Please note that even if you do not want to make this change on a permanent basis, you could make this one change temporarily and if suddenly all devices can communicate with each then you know that I have correctly diagnosed the issue.

I can make this change but only for 10.10.1.69, I can not do it for the others as they all are in the production environment. What do you think will it work?

garlin · May 16, 2024

10.10.1.69 needs switch 10.10.1.78 for its default gateway, since your routing's been established this way.

This network layout reflects some poor VLAN or subnet design choices. Typically your gateway (Fortinet serves both as your internal router & firewall) shouldn't share the same subnet as its client networks. Does it work? Yes. But following this approach, you'll hide some flaws in the network layout and especially if the Fortinet needs to enforces traffic rules based on VLAN or subnet. Having the Fortinet and each switch on separate subnets (A, B, C) makes the traffic domains very clear.

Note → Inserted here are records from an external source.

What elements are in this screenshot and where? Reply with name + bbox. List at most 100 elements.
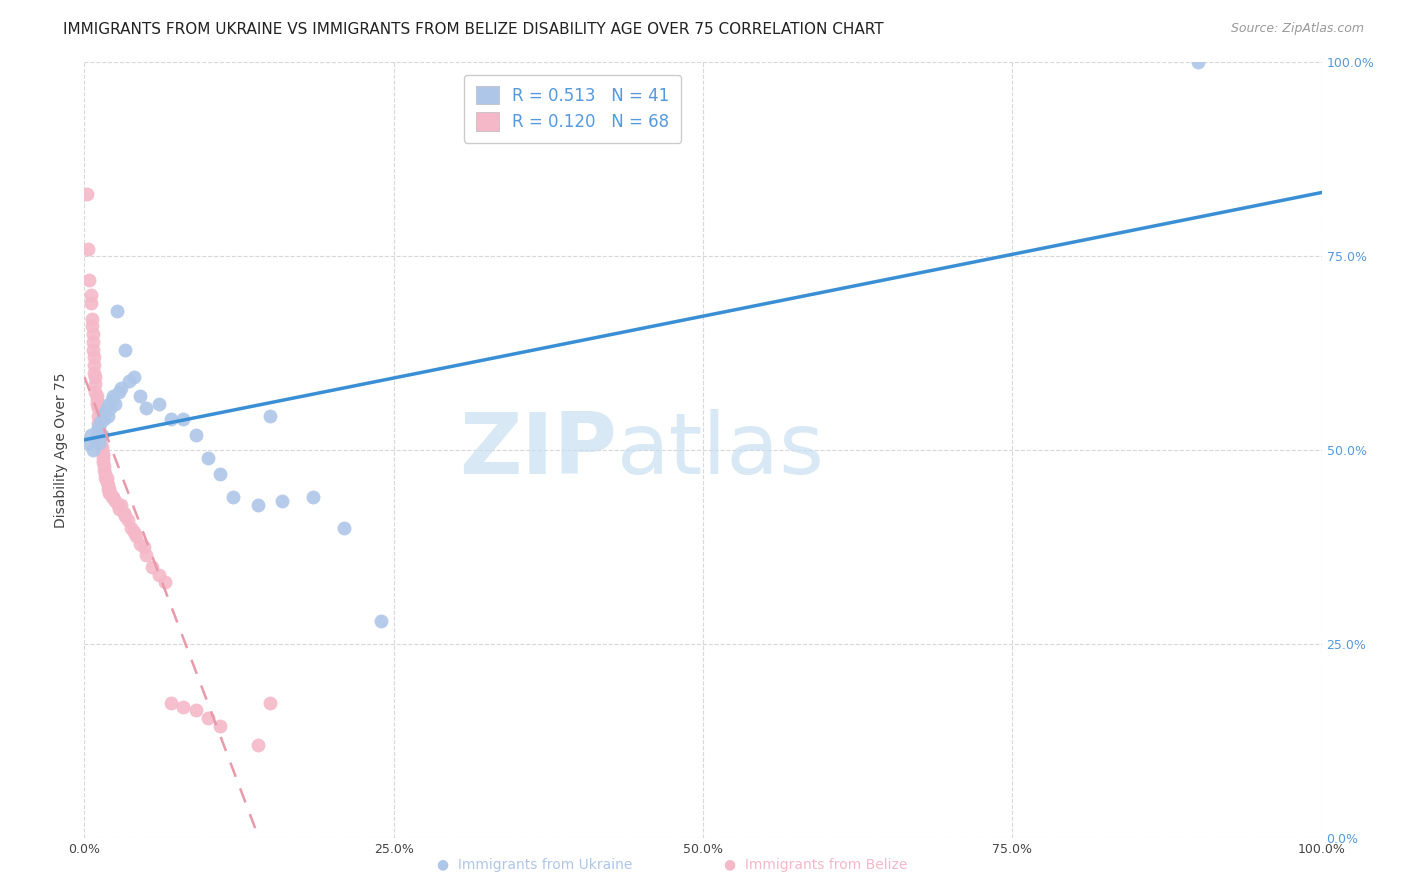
Point	[120, 521, 142, 535]
Point	[87, 420, 110, 434]
Point	[122, 524, 145, 539]
Point	[80, 311, 103, 326]
Point	[98, 397, 121, 411]
Point	[86, 389, 108, 403]
Point	[79, 428, 101, 442]
Point	[271, 494, 294, 508]
Point	[110, 498, 132, 512]
Point	[125, 529, 148, 543]
Point	[160, 412, 183, 426]
Point	[112, 506, 135, 520]
Point	[90, 428, 112, 442]
Point	[148, 567, 170, 582]
Point	[118, 374, 141, 388]
Point	[87, 417, 110, 431]
Point	[84, 369, 107, 384]
Point	[83, 366, 105, 380]
Point	[80, 319, 103, 334]
Point	[135, 548, 157, 562]
Point	[122, 369, 145, 384]
Point	[77, 435, 100, 450]
Point	[87, 401, 110, 415]
Point	[184, 428, 207, 442]
Point	[148, 397, 170, 411]
Point	[302, 490, 325, 504]
Point	[79, 296, 101, 310]
Point	[259, 696, 281, 710]
Point	[153, 575, 176, 590]
Point	[96, 475, 118, 489]
Text: IMMIGRANTS FROM UKRAINE VS IMMIGRANTS FROM BELIZE DISABILITY AGE OVER 75 CORRELA: IMMIGRANTS FROM UKRAINE VS IMMIGRANTS FR…	[63, 22, 884, 37]
Y-axis label: Disability Age Over 75: Disability Age Over 75	[55, 373, 69, 528]
Point	[97, 409, 120, 423]
Point	[108, 501, 131, 516]
Point	[101, 389, 124, 403]
Point	[84, 432, 107, 446]
Point	[86, 424, 108, 438]
Point	[114, 509, 136, 524]
Point	[82, 334, 104, 349]
Point	[141, 560, 163, 574]
Point	[89, 420, 111, 434]
Point	[84, 385, 107, 400]
Text: ZIP: ZIP	[458, 409, 616, 492]
Point	[93, 458, 115, 473]
Point	[91, 455, 114, 469]
Point	[96, 401, 118, 415]
Point	[89, 424, 111, 438]
Point	[96, 470, 118, 484]
Point	[83, 351, 105, 365]
Point	[1187, 55, 1209, 70]
Point	[105, 303, 128, 318]
Point	[246, 739, 269, 753]
Point	[184, 703, 207, 717]
Point	[90, 443, 112, 458]
Point	[82, 443, 104, 458]
Point	[129, 389, 152, 403]
Point	[84, 377, 107, 392]
Point	[98, 483, 121, 497]
Point	[94, 467, 117, 481]
Point	[89, 435, 111, 450]
Point	[197, 451, 219, 466]
Point	[100, 490, 122, 504]
Point	[172, 699, 194, 714]
Point	[82, 326, 104, 341]
Point	[94, 405, 117, 419]
Point	[160, 696, 183, 710]
Point	[129, 536, 152, 550]
Point	[87, 409, 110, 423]
Point	[86, 397, 108, 411]
Point	[97, 478, 120, 492]
Point	[90, 440, 112, 454]
Point	[104, 397, 127, 411]
Point	[89, 417, 111, 431]
Point	[135, 401, 157, 415]
Point	[97, 483, 120, 497]
Point	[132, 541, 155, 555]
Point	[89, 432, 111, 446]
Point	[94, 470, 117, 484]
Point	[117, 513, 139, 527]
Point	[76, 187, 98, 202]
Point	[93, 412, 115, 426]
Point	[370, 614, 392, 628]
Point	[98, 486, 121, 500]
Point	[91, 409, 114, 423]
Point	[222, 490, 245, 504]
Point	[93, 463, 115, 477]
Text: Source: ZipAtlas.com: Source: ZipAtlas.com	[1230, 22, 1364, 36]
Point	[107, 498, 129, 512]
Point	[101, 490, 124, 504]
Point	[89, 428, 111, 442]
Text: ●  Immigrants from Ukraine: ● Immigrants from Ukraine	[437, 858, 631, 872]
Point	[209, 719, 232, 733]
Point	[79, 288, 101, 302]
Point	[82, 343, 104, 357]
Point	[246, 498, 269, 512]
Point	[197, 711, 219, 725]
Text: atlas: atlas	[616, 409, 824, 492]
Point	[100, 392, 122, 407]
Point	[104, 494, 127, 508]
Point	[172, 412, 194, 426]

Otherwise you will continue to have unexpected problems where 10.10.1.69 will behave differently from 10.10.1.131. And the reason won't be so obvious. You can't have the right side of the network more "favored" because its on the same subnet, and have the left side be different. They should be treated as equally separate networks below the router.

ok0047 · May 24, 2024

Hi Team,

Thanks all for your suggestions after the troubleshooting the latest update is as below. Please suggest solution. Thank you all

	10.10.1.129	10.10.1.78	10.10.1.69	10.10.1.132	10.10.1.131
10.10.1.129	✔	✔	✔	✔	✔
10.10.1.78	✔	✔	✔	✔	✔
10.10.1.69	✔	✔ (same subnet)	✔	✔	✖
10.10.1.132	✔	✔	✔	✔	✔
10.10.1.131	✔	✔	✖	✔	✔

garlin · Saturday at 6:39 PM

This proves my point, you ended up with weird routing problems.

Convert the Fortinet's intranet side to a different subnet. 10.x.x.x is a non-publicly routable space, so you're entirely free to create another 10.10.1.x address outside the range of both client /28's. Both client PC's would have default gateways thru their respective switches. And each switch is required to route to the Fortinet. The answer is not to keep layering weird routing hacks to get around the current topology. If this requires planned downtime for migration, then it still needs to be done right.